Estão bem documentados os objetos bentos e vermelhos junto à criança, uma fita vermelha em torno do pulso do lactente e um boné vermelho, bem como a regra de não deixar a criança sozinha e por batizar. Se, ainda assim, ocorresse a troca, a crença popular conhecia o ritual do trocado para inverter a substituição: leva-se o trocado para um monte de estrume, bate-se nele com uma vara de bétula e derrama-se sobre ele água de uma casca de ovo, gritando ao mesmo tempo que a Dziwożona deveria levar o seu e devolver a própria criança.
Pela morte má, a Dziwożona está estreitamente relacionada com a Rusalka, o espírito das águas de raparigas afogadas. Tipologicamente, aproxima-se da mulher selvagem do espaço alemão e alpino e das fadas trocadoras de crianças da Europa Ocidental; ao motivo do rapto de crianças pertence também a escandinava Huldra, com os seus huldrebarn. Dentro dos espíritos eslavos dos campos e das terras, a Poludnica é a figura assustadora feminina mais próxima, embora ligada à hora do meio-dia em vez do pântano.
Como se torna uma mulher numa Dziwożona?
Através de uma morte má: suicídio, morte como mãe solteira ou grávida, exclusão social. Pertence assim ao complexo eslavo dos mortos impuros.
O que é um trocado?
A criança substituída pela Dziwożona, reconhecível pela deformação e malícia; popularmente, a crença servia como explicação para recém-nascidos doentes.

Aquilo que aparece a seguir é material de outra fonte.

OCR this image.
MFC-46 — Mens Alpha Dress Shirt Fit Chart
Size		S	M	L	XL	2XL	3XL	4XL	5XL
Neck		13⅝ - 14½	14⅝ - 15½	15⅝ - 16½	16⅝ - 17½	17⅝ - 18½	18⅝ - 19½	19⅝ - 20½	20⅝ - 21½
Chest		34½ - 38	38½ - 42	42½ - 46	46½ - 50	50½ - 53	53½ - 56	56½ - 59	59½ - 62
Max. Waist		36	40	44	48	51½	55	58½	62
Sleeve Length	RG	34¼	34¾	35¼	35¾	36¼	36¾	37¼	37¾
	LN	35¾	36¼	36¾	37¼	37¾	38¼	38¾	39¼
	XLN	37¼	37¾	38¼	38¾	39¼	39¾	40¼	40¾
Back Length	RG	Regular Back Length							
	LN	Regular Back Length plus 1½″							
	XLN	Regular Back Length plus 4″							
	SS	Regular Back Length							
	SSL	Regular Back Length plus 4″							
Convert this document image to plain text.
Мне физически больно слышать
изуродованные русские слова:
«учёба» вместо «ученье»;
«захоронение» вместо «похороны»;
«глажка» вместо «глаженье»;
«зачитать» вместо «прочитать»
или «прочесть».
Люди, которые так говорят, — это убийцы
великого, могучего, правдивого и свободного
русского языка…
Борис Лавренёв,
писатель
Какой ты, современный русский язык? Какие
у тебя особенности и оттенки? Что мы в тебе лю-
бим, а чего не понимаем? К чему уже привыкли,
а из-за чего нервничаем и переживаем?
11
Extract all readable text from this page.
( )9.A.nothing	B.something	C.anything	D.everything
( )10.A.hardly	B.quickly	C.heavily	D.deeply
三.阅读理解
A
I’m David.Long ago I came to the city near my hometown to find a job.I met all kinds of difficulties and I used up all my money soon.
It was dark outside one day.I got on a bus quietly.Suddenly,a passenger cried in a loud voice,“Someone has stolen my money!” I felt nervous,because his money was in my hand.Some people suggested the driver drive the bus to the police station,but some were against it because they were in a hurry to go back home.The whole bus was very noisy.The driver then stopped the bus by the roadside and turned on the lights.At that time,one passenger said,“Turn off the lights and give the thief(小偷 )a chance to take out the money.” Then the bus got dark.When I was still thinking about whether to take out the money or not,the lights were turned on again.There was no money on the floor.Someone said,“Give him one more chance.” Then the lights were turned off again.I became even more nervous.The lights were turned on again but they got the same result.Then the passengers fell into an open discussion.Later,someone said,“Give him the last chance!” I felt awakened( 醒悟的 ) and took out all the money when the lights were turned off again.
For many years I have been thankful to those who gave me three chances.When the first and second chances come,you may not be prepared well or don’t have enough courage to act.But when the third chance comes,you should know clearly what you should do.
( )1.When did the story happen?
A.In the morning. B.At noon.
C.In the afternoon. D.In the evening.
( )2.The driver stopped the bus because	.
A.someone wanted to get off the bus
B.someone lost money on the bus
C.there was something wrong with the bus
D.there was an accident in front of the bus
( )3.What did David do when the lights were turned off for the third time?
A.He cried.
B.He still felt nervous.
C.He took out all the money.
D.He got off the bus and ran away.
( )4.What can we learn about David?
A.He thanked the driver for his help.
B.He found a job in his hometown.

Como se recupera a própria criança?
Através do ritual do monte de estrume com vara de bétula e água de casca de ovo, associado ao grito de que a mulher selvagem devia levar o seu filho e devolver o roubado.
Links internos recomendados:
Mais obras de referência no índice bibliográfico.
Como mulher selvagem eslava, a Dziwożona encarna os medos ligados ao pós-parto e à mortalidade infantil: a figura que, enquanto mulher do pântano, coloca crianças trocadas em berços estranhos, tornando assim explicável aquilo que o mundo aldeão não conseguia explicar.